Some random notes on mining motherboards

First of all, I’m an open source geek so I use only AMD cards, because AMD is trying to put together an open source stack and it turns out to be really useful in this situation.

I had problems with more than eight RX570 cards on my linux machine using the  ASUS B250 Mining Export motherboard.  However, I found the people from AMD extremely helpful and after some back and forth

https://lists.freedesktop.org/archives/amd-gfx/2018-February/019100.html

They were able to track down the problem to a BIOS issue with the ASUS motherboard, but at that point I’m stuck, because even though I know what mailing list to contact in order to get to the AMD engineers, I don’t know who to talk to at ASUS.

So I to test out if this is the problem, I wanted to get a new motherboard.  I went to Wai-Lai computing in Wai Chai and wanted to get an ASRock 13 card motherboard.  The manager there told me that people had been complaining about BIOS issues for that motherboard and suggested the GA-B250-Fintech board.  Information like this and the fact that I can get the board immediately is why I buy a lot of my parts from a retailer even though I had to pay about USD 30 more than mail order.

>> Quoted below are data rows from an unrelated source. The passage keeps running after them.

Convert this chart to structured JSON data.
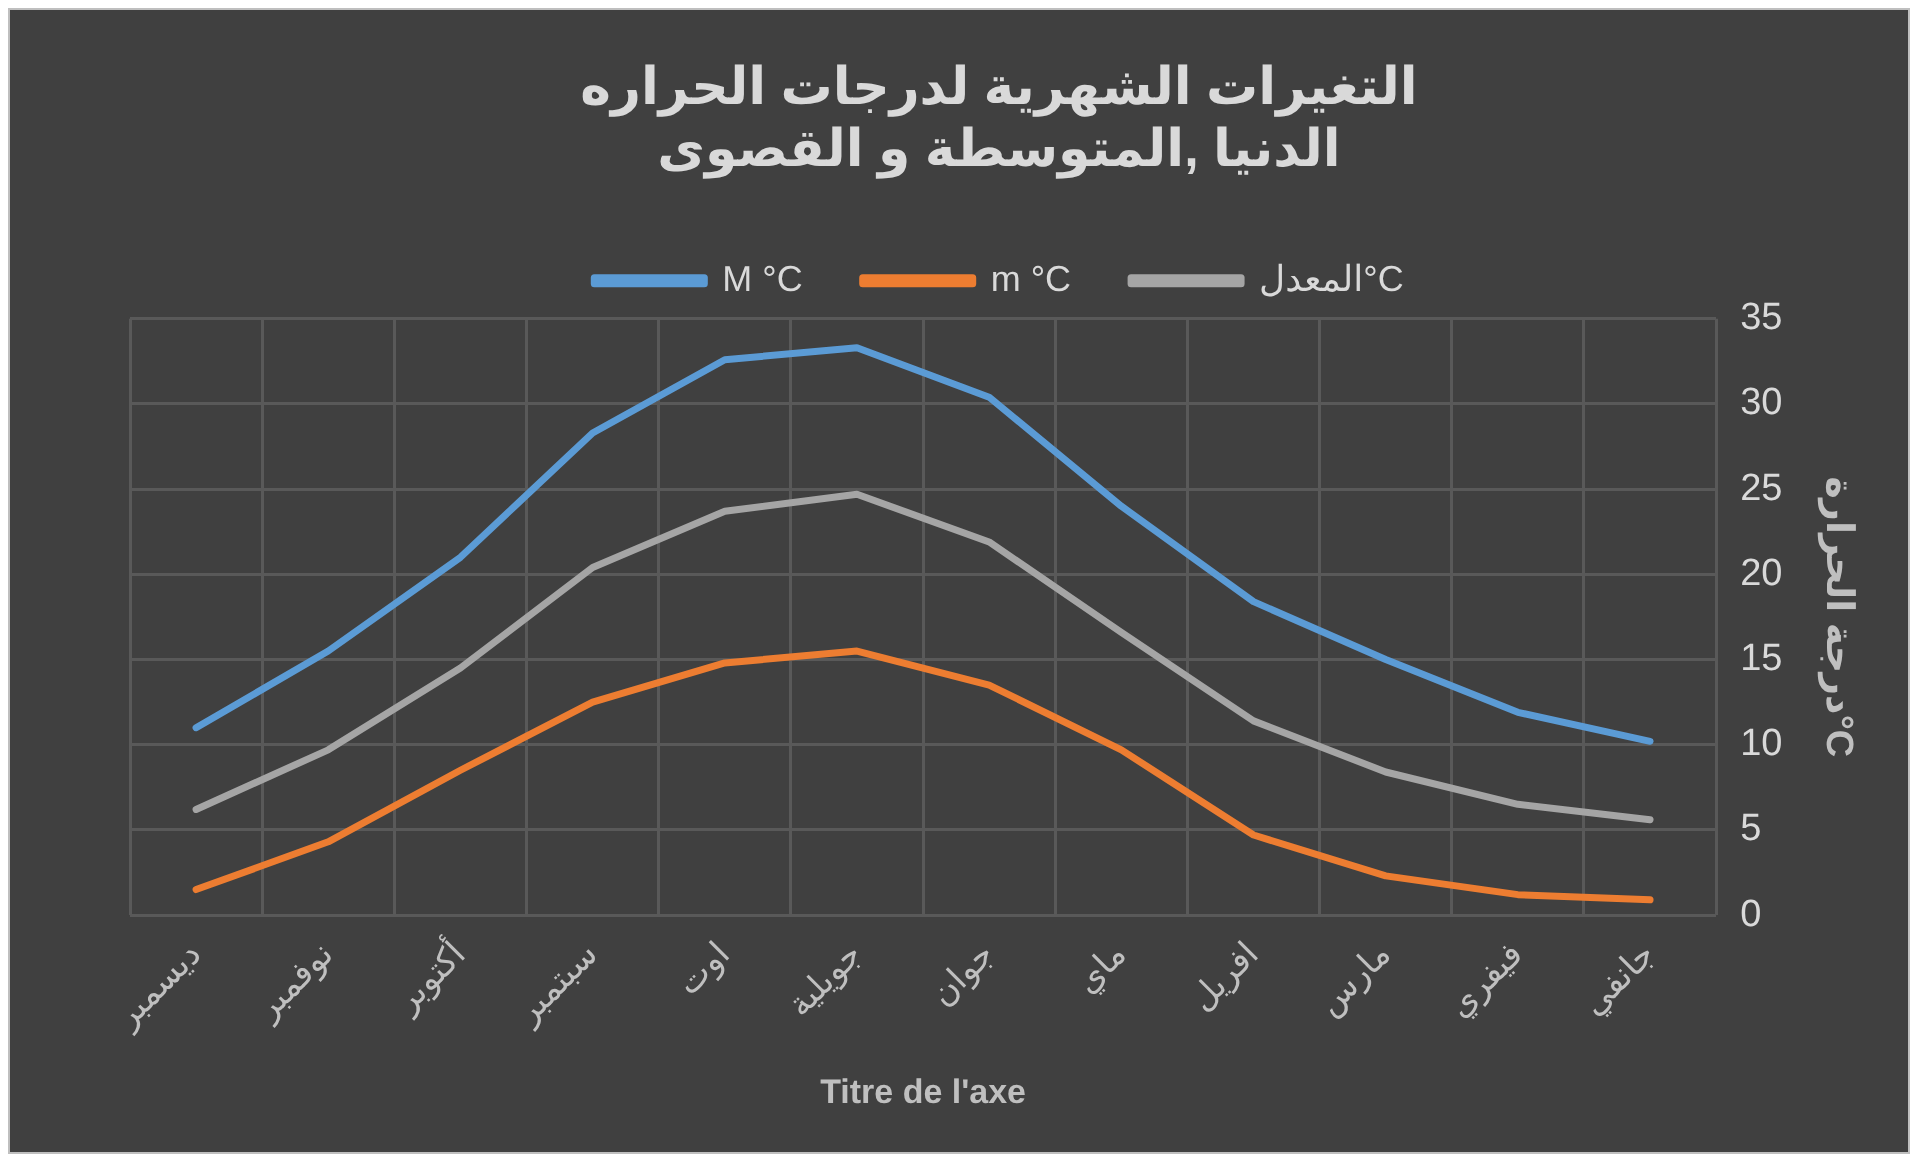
{
  "chart_data": {
    "type": "line",
    "title": "التغيرات الشهرية لدرجات الحراره\nالدنيا ,المتوسطة و القصوى",
    "xlabel": "Titre de l'axe",
    "ylabel": "درجة الحرارة°C",
    "categories": [
      "ديسمبر",
      "نوفمبر",
      "أكتوبر",
      "سبتمبر",
      "اوت",
      "جويلية",
      "جوان",
      "ماي",
      "افريل",
      "مارس",
      "فيفري",
      "جانفي"
    ],
    "series": [
      {
        "name": "M °C",
        "color": "#5b9bd5",
        "values": [
          11,
          15.5,
          21,
          28.3,
          32.6,
          33.3,
          30.4,
          24,
          18.4,
          15,
          11.9,
          10.2
        ]
      },
      {
        "name": "m °C",
        "color": "#ed7d31",
        "values": [
          1.5,
          4.3,
          8.5,
          12.5,
          14.8,
          15.5,
          13.5,
          9.7,
          4.7,
          2.3,
          1.2,
          0.9
        ]
      },
      {
        "name": "المعدل°C",
        "color": "#a5a5a5",
        "values": [
          6.2,
          9.7,
          14.5,
          20.4,
          23.7,
          24.7,
          21.9,
          16.6,
          11.4,
          8.4,
          6.5,
          5.6
        ]
      }
    ],
    "ylim": [
      0,
      35
    ],
    "yticks": [
      0,
      5,
      10,
      15,
      20,
      25,
      30,
      35
    ],
    "grid": true,
    "legend": "top",
    "marker": "none",
    "line_style": "solid"
  }
}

My first efforts at getting multiple cards running maxed at 6.  However, it wasn’t clear whether it was a cabling problem or not.  One thing that is really nice about the ASUS motherboard is that it has this power-on display of what cards are working, whereas I didn’t know if there was a limit in the motherboard or if my cabling was bad.

So I reinstalled everything back into the original ASUS motherboard, got everything working then very careful switched back to the new motherboard making sure that I didn’t disturb the cabling.  And I was able to get 9 cards working.

Also I got my power bill and was pleasantly surprised, because it turns out that my electric bill wasn’t higher.  The reason for this is that it’s been cold in Hong Kong, so the power that is going into my ethereum mine would have gone into space heaters otherwise, I end up getting coins for essentially free.

Sometime next week, I’ll head up to Shenzhen to buy some more mining cards.  The reason I want to buy those in Shenzhen, is that they’ll sell you generic no-brand RX570 cards, whereas the retailers in HK (who cater to gamers) will only sell branded products.  It does turn out that the branded products are noticeably higher quality than the generic cards and you can overclock branded GPU cards to get higher hash rates, but the cost factor works for generics.  For motherboards its different, because different brands have different nice features.

One thing that I liked about the Gigabyte boards is that they have a nice power button switch that makes things a lot easier.